Time for Ones Self
In a world filled with billions of people it is hard for me to imagine how I can be different from the many people around me, how I distinguishes myself from so many others. It then became obvious to me that it is my person beliefs which shape morals, personal identity and individual life stimulating my individuality. In addition to traditions, ideas, and religious beliefs instilled in me from the time I was born I have developed other beliefs that help hand daily life. One of which is the belief of the importance of alone time and self reflection which has allowed me to maintain health, reflect on life, and develop person identity
Whether it is dealing with painful family tragedies or stressful situations of every day life a quite moment to my self has helped me maintain emotional and mental sanity. Balancing sports, music, chores, grades, and adolescent drama became a daunting task which seldom left me with the opportunity for friends let alone me. With the many activities and responsibilities coincided with approaching adulthood and my constant need for perfection I had many times found myself overwhelm and stressed. This stress and anxiety lead to many sleepless nights and painful headaches. When I realized that these trivial matters were no where near as important as my health I began taking small amounts of the day for myself, sitting outside on my hammock, listening to music, or taking a bath. These simple activities most of the time lasting no more then twenty minutes where an effective way of escaping the stress and problems of life making a dramatic improvement on my all-around health.

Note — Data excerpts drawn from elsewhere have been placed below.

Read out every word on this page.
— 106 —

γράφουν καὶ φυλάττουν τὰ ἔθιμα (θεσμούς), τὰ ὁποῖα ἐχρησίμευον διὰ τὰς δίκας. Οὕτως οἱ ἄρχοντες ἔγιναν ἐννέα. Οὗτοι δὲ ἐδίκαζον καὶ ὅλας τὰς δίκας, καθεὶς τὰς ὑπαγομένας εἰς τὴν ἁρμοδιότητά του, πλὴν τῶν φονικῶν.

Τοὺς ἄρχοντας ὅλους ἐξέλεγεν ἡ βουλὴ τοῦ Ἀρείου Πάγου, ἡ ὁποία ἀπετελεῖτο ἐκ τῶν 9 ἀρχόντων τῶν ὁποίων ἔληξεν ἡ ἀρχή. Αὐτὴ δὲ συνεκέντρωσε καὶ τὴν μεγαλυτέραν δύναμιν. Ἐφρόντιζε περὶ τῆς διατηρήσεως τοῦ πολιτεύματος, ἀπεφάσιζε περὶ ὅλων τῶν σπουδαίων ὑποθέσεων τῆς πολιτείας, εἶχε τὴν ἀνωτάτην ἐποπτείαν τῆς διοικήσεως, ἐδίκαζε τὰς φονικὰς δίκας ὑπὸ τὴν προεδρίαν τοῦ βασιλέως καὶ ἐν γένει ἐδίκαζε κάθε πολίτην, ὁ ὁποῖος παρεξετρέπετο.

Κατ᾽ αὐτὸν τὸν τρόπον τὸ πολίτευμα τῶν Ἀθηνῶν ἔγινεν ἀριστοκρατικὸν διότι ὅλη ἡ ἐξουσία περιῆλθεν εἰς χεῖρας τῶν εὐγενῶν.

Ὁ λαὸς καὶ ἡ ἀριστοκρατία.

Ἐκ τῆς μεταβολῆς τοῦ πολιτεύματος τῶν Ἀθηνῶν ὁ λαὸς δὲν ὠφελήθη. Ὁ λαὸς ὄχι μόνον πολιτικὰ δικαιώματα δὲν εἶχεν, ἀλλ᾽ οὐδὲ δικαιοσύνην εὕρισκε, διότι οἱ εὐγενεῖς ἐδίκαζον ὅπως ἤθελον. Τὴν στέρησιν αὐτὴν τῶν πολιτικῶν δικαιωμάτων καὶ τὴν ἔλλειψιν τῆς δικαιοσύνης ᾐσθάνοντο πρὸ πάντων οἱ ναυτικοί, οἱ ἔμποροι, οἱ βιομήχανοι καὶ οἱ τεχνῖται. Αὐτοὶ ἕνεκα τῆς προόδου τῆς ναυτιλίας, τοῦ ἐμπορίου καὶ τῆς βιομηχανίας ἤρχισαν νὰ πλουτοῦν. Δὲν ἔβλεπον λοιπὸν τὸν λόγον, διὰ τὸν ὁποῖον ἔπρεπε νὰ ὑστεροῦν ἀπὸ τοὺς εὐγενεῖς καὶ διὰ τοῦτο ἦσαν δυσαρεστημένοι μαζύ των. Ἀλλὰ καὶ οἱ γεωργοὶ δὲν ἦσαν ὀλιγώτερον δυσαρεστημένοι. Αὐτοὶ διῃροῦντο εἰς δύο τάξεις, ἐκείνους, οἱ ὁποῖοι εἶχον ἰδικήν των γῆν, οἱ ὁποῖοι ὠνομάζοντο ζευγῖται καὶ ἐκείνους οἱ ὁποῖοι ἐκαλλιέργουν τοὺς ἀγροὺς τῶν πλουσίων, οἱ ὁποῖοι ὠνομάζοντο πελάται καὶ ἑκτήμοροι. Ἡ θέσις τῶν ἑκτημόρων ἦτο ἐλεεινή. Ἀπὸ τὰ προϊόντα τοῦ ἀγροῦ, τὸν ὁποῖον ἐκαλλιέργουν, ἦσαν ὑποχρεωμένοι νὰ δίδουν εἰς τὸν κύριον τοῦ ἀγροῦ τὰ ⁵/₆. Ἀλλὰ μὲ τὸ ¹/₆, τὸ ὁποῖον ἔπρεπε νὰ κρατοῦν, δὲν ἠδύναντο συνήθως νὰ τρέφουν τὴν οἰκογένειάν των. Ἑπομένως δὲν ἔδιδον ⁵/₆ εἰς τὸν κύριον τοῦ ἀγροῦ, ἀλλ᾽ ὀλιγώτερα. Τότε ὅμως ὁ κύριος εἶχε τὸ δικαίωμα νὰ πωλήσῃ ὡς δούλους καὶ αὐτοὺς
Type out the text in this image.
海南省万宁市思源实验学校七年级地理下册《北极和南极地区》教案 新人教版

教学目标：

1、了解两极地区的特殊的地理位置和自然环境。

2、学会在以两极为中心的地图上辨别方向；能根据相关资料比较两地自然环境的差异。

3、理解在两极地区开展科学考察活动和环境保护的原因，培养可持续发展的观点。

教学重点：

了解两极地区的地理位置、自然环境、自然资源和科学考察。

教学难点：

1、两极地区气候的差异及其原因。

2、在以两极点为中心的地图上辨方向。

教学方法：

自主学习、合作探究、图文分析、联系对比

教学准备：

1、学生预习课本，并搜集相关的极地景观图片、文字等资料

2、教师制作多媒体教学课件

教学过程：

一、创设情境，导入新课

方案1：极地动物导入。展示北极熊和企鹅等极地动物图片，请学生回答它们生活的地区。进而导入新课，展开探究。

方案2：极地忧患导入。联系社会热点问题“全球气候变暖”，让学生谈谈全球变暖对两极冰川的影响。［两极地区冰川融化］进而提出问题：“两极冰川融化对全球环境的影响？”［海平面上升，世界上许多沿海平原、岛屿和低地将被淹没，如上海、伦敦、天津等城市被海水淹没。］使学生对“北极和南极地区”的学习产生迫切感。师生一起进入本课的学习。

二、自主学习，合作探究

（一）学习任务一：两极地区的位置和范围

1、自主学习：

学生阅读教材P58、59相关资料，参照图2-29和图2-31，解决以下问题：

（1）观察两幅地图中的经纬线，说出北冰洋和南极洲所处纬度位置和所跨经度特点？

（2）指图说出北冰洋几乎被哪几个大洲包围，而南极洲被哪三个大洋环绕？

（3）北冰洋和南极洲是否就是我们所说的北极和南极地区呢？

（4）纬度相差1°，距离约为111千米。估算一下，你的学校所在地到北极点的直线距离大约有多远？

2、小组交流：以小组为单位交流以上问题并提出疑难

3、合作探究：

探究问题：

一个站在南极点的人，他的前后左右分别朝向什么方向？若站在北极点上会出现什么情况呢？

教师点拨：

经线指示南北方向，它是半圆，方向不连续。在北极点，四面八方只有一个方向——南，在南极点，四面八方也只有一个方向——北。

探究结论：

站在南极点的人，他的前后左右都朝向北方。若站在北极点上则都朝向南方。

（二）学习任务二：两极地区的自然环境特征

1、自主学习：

Unlike the world around me these moments of self reflection force me to confront myself and in doing so I have made many important life decisions. Sever years ago as I began my first year of middle school I was still trapped in the ignorance of youth, oblivious to the responsibilities ahead of me. As I entered high school and failed my first test for lake of studying I sat down and contemplated the consequences of my actions. The failure to study resulted in a less then adequate grade, lowering my GPA. At that point I made the decision that I would do the best academically as I could and strive for the best college, keeping all of my options open. The many moments of life reflect of decisions have farther lead to the decision of going into pre-med and many more life altering choices.
The moments of alone time have also assisted in the development of personal identity. As I deal with the complicated process of growing up I am constantly faced with the question of who am I and what type of person will I become. It is in these moments of self reflection that result in instantaneous revelations such as what to do during the summer and more important subjects regarding political and religious beliefs. All alone there is no hiding from my true self. There is no hiding behind a superficial persona trying to be somebody who others want me to be and who I am not. There are only my qualities: the good, the bad, and the ugly. During these times I have learned to understand who I am and what I stand for, allowing me to except myself.
As I continue to develop new outlooks on life and all it has to offer I look forward to the day by experiences will allow me to develop new beliefs but the belief in the importance of alone time and self reflection I will always preserve. In these moments which I take for myself when I need to make important life choices or simply take time for myself are a curtail part of my daily routine. They are my essence the reasons for my continues success and my morality, the purist forms of myself and therefore make me an individual.